The 20 year period between 1820 and 1840 was a tough period in Susannah’s life. Marietta, Pennsylvania was a River Town and was known for more Taverns than Churches. Her father-in-law, Lewis, owned a tavern, one block from the river and one block from a lumber yard. Since Samuel was a Joiner and probably worked at a lumberyard, chances are Samuel frequented his father’s business.

  • Fact: In October of 1819, Samuel was in Debtor’s Prison. Notice of this appeared in the Lancaster Journal on 2 November of that year.

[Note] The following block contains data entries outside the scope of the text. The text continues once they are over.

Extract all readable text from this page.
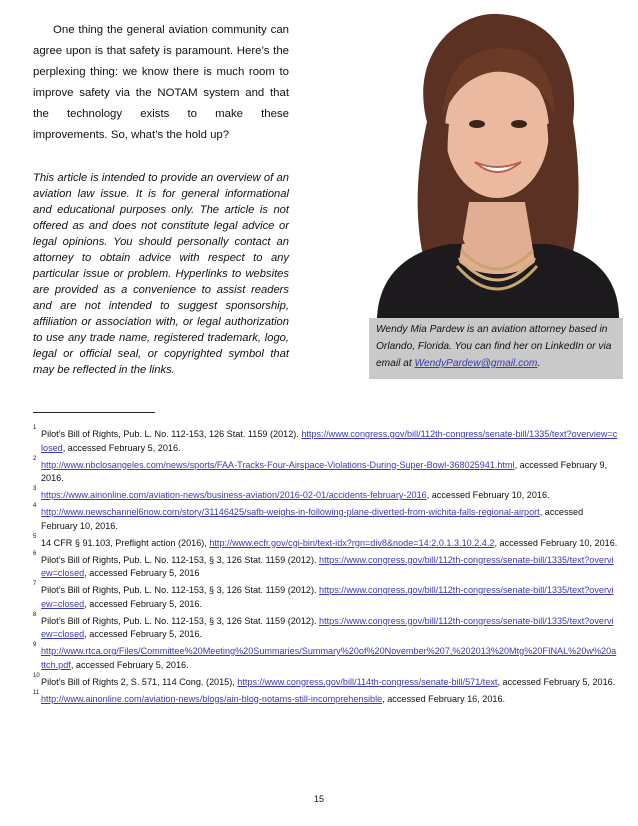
One thing the general aviation community can agree upon is that safety is paramount. Here’s the perplexing thing: we know there is much room to improve safety via the NOTAM system and that the technology exists to make these improvements. So, what’s the hold up?
This article is intended to provide an overview of an aviation law issue. It is for general informational and educational purposes only. The article is not offered as and does not constitute legal advice or legal opinions. You should personally contact an attorney to obtain advice with respect to any particular issue or problem. Hyperlinks to websites are provided as a convenience to assist readers and are not intended to suggest sponsorship, affiliation or association with, or legal authorization to use any trade name, registered trademark, logo, legal or official seal, or copyrighted symbol that may be reflected in the links.
Wendy Mia Pardew is an aviation attorney based in Orlando, Florida. You can find her on LinkedIn or via email at WendyPardew@gmail.com.
1
Pilot’s Bill of Rights, Pub. L. No. 112-153, 126 Stat. 1159 (2012). https://www.congress.gov/bill/112th-congress/senate-bill/1335/text?overview=closed, accessed February 5, 2016.
2
http://www.nbclosangeles.com/news/sports/FAA-Tracks-Four-Airspace-Violations-During-Super-Bowl-368025941.html, accessed February 9, 2016.
3
https://www.ainonline.com/aviation-news/business-aviation/2016-02-01/accidents-february-2016, accessed February 10, 2016.
4
http://www.newschannel6now.com/story/31146425/safb-weighs-in-following-plane-diverted-from-wichita-falls-regional-airport, accessed February 10, 2016.
5
14 CFR § 91.103, Preflight action (2016), http://www.ecfr.gov/cgi-bin/text-idx?rgn=div8&node=14:2.0.1.3.10.2.4.2, accessed February 10, 2016.
6
Pilot’s Bill of Rights, Pub. L. No. 112-153, § 3, 126 Stat. 1159 (2012). https://www.congress.gov/bill/112th-congress/senate-bill/1335/text?overview=closed, accessed February 5, 2016
7
Pilot’s Bill of Rights, Pub. L. No. 112-153, § 3, 126 Stat. 1159 (2012). https://www.congress.gov/bill/112th-congress/senate-bill/1335/text?overview=closed, accessed February 5, 2016.
8
Pilot’s Bill of Rights, Pub. L. No. 112-153, § 3, 126 Stat. 1159 (2012). https://www.congress.gov/bill/112th-congress/senate-bill/1335/text?overview=closed, accessed February 5, 2016.
9
http://www.rtca.org/Files/Committee%20Meeting%20Summaries/Summary%20of%20November%207,%202013%20Mtg%20FINAL%20w%20attch.pdf, accessed February 5, 2016.
10
Pilot’s Bill of Rights 2, S. 571, 114 Cong. (2015), https://www.congress.gov/bill/114th-congress/senate-bill/571/text, accessed February 5, 2016.
11
http://www.ainonline.com/aviation-news/blogs/ain-blog-notams-still-incomprehensible, accessed February 16, 2016.
15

Lancaster Jail, October 21, 1819
TAKE NOTICE.
That we, the subscribers, have applied to the judges of the Court of Common Pleas, in and for the county of Lancaster, for the benefit of the several acts of insolvency of the commonwealth of Pennsylvania, and they have appointed Monday the 8th of November 1819, at 10 o’clock in the forenoon, to hear us and our creditors, at the court house in the city of Lancaster, where you may attend.
SAMUEL LEADER,
HARVEY CRAWFORD,
CASPER YOUNG.

How this situation happened is unknown, however, with a wife and two young children at home, life must have been tough for the family. Five years later, the family’s home was sold in a Sheriff’s Sale. By this time there was another child, and it was not the era that women worked.
  • Fact: Notice of the sale appeared in the Lancaster Journal on 20 February 1824:

By virtue of a writ of levari facias to me directed, will be sold by public vendue, on Friday, the 27th day of February, inst. at the public house of James McClellan in borough of Marietta, a Lot of Ground, situate in that part of Marietta, called New Haven, No. 58, with a one story house, thereon erected, adjoining lots of John Depler and others, fronting on Locust street.

Sale to commence at 1 o’clock in the afternoon. Seized and taken in execution as the property of Samuel Leader, and to be sold by Frederick Hambright, Sheriff.

It is unknown where the family lived after they lost their home, but it is assumed they remained in the Marietta area, since that is where Samuel’s extended family lived. Frederick was still in school in 1831 and appeared on the “Poor Children’s List” for that year.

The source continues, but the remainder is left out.